Sunan Drajat merupakan satu dari sembilan wali yang terkenal disebut Wali Songo. Sunan yang terkenal akan kedermawannya ini, diketahui punya banyak nama, diantaranya adalah Raden Qasim atau Kasim, Masaikh Munat, Pangeran Kadrajat, Pangeran Syarifudin, Syekh Masakeh, Maulana Hasyim, Raden Imam, Sunan Muryapada, dan Sunan Mahmud. Sunan Drajat merupakan putra dari Sunan Ampel dari pernikahannya dengan Nyi Ageng Manila alias Dewi Condrowati. Raden Qosim merupakan satu dari empat bersaudara. Saudara-saudaranya antara lain adalah Sunan Bonang, Siti Muntisiyah (istri Sunan Giri), Nyi Ageng Maloka (istri Raden Patah), dan seorang putri yang merupakan istri Sunan Kalijaga.

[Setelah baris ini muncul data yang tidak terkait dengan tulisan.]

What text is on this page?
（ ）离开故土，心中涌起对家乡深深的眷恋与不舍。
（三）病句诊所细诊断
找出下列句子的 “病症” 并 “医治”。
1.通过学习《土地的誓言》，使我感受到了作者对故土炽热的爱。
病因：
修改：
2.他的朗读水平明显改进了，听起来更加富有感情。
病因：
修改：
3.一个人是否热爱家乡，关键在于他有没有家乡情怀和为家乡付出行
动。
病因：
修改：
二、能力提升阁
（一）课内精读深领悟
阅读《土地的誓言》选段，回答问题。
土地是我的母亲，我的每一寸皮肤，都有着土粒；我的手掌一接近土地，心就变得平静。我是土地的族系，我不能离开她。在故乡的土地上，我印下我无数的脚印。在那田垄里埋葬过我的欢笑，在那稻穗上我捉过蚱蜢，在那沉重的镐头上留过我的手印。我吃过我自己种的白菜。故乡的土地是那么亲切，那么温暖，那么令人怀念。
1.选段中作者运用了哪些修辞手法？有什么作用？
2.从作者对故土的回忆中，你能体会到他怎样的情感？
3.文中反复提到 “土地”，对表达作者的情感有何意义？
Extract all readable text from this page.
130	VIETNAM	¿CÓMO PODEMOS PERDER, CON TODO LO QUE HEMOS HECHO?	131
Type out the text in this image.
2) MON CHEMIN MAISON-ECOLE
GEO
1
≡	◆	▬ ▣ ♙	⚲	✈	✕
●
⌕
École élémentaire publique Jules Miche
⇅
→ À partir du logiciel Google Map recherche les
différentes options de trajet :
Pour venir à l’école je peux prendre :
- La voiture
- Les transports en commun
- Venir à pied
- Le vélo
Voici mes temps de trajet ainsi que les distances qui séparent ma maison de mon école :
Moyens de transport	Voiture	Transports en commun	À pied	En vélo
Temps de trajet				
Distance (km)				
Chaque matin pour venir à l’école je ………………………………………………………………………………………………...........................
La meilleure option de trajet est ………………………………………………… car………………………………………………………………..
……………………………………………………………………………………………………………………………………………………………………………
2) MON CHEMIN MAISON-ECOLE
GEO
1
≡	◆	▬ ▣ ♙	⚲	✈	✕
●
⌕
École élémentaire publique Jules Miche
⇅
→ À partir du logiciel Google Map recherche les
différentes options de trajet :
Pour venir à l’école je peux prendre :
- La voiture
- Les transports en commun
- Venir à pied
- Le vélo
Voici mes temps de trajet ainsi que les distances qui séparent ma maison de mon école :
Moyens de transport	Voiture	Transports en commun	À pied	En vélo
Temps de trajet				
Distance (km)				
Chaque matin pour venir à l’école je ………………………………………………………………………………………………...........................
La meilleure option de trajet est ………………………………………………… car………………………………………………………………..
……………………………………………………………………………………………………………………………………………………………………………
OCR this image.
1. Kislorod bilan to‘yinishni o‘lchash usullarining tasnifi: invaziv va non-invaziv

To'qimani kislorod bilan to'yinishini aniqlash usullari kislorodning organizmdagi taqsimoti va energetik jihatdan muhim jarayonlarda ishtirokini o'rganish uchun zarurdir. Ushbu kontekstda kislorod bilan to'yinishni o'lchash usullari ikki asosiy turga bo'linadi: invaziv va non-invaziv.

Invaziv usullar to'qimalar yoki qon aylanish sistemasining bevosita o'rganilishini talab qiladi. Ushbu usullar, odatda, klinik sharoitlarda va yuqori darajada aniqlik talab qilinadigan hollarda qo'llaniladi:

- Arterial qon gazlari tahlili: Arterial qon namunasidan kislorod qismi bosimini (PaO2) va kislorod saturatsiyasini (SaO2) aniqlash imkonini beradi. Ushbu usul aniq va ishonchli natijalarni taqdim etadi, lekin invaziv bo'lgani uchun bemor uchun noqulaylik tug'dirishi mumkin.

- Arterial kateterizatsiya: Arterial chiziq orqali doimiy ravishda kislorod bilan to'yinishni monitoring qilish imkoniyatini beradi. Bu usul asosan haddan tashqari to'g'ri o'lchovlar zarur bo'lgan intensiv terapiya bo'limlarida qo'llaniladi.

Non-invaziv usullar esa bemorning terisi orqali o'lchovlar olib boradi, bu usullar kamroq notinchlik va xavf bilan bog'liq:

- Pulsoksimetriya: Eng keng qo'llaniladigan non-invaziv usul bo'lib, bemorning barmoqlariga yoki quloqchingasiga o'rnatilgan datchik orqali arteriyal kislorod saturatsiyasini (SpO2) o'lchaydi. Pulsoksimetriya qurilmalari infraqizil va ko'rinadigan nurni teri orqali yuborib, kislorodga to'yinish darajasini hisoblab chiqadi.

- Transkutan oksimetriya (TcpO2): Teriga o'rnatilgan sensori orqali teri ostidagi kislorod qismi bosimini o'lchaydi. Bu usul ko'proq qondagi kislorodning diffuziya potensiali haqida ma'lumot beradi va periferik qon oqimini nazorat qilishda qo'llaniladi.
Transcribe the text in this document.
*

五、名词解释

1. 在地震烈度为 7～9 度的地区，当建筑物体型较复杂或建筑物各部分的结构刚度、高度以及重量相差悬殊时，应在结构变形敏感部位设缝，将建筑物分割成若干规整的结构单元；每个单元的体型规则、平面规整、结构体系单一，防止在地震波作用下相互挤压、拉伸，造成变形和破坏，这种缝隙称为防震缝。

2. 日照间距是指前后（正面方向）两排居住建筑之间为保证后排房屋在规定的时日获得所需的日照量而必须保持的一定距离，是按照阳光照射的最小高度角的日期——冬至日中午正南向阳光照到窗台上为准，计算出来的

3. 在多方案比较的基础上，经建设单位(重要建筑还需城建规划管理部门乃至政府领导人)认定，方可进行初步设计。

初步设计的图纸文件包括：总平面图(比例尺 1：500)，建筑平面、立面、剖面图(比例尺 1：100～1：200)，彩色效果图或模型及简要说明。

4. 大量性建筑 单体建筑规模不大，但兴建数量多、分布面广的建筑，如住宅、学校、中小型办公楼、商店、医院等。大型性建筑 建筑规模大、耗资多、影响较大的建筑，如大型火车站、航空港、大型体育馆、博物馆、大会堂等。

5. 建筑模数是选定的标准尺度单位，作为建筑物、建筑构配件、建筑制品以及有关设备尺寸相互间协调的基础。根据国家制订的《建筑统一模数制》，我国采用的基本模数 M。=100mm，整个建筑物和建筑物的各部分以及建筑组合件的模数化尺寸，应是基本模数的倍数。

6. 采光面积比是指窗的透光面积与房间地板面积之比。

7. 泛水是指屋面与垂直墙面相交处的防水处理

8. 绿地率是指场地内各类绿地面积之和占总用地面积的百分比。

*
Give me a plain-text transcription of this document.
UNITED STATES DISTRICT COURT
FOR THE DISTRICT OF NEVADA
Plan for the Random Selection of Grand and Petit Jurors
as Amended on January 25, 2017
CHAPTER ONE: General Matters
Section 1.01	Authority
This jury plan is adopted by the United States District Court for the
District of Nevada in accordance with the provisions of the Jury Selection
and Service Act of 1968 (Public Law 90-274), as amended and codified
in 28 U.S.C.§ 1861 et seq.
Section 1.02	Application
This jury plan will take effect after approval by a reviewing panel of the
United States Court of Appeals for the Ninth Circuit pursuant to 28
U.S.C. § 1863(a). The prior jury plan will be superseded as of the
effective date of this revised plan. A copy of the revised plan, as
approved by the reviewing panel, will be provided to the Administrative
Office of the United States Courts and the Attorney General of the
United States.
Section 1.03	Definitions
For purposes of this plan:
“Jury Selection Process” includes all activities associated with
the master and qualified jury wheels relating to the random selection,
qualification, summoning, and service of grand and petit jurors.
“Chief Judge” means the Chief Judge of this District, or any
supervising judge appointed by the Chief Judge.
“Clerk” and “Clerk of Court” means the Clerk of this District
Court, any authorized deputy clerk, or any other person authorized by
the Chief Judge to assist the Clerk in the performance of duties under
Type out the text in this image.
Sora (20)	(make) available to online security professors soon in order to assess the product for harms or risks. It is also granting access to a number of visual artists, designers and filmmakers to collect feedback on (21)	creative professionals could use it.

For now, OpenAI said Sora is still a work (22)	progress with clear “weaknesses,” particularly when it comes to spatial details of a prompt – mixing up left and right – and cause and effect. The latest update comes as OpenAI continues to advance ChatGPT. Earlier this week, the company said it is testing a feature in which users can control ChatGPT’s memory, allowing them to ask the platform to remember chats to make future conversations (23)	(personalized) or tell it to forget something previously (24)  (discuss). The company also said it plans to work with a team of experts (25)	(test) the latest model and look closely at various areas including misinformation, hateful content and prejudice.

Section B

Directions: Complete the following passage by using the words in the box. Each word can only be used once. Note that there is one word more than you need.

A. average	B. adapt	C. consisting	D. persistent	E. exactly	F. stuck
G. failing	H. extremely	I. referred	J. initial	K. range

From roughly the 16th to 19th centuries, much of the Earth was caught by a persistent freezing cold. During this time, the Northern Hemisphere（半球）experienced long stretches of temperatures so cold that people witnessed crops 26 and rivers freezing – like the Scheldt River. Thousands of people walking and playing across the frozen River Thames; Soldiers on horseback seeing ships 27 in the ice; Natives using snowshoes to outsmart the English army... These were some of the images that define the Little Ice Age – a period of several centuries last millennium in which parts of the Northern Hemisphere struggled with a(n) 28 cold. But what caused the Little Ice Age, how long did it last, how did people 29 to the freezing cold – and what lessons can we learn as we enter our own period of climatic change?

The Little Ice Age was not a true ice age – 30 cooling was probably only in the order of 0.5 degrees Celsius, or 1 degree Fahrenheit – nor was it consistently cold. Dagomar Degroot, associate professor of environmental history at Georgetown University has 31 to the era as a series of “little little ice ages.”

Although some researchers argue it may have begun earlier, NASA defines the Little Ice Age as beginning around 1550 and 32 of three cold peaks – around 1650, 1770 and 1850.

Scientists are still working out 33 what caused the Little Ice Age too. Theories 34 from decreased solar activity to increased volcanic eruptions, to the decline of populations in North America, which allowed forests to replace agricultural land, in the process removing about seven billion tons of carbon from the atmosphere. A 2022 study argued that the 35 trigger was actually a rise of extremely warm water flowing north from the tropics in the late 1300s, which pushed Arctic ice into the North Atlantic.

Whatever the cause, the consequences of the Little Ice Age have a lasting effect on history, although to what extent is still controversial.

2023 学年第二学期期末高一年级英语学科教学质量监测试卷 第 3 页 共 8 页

Dikisahkan, Sunan drajat menghabiskan masa kanak-kanak dan remajanya di kampung halamannya di Ampel Denta, Surabaya. Setelah dewasa, beliau diperintahkan oleh ayahandanya, Sunan Ampel, untuk berdakwah ke pesisir barat Gresik. Perjalanan ke Gresik ini merangkumkan sebuah kisah, yang nantinya berkembang menjadi sebuah legenda. Maka, berlayarlah Sunan Drajat. Dari Surabaya, dengan menumpang biduk nelayan. Di tengah perjalananannya, perahu yang ditumpangi Sunan drajat terseret badai dan kemudian pecah dihantam ombak di daerah Lamongan, sebelah barat Gresik. Sunan Dajat selamat dengan berpegangan pada dayung perahu. Selanjutnya, beliau ditolong oleh ikan cucut dan ikan talang (ada juga yang menyebut ikan cakalang). Dengan menunggang pada kedua ikan tersebut, Sunan Drajat berhasil mendarat di sebuah tempat yang kemudian dikenal sebagai Kampung Jelak, Banjarwati. Berdasarkan sejarah, peristiwa ini terjadi sekitar tahun 1485 Masehi. Di sana, Sunan Drajat disambut baik oleh tetua kampung bernama Mbah dan Mbah Mayang Madu.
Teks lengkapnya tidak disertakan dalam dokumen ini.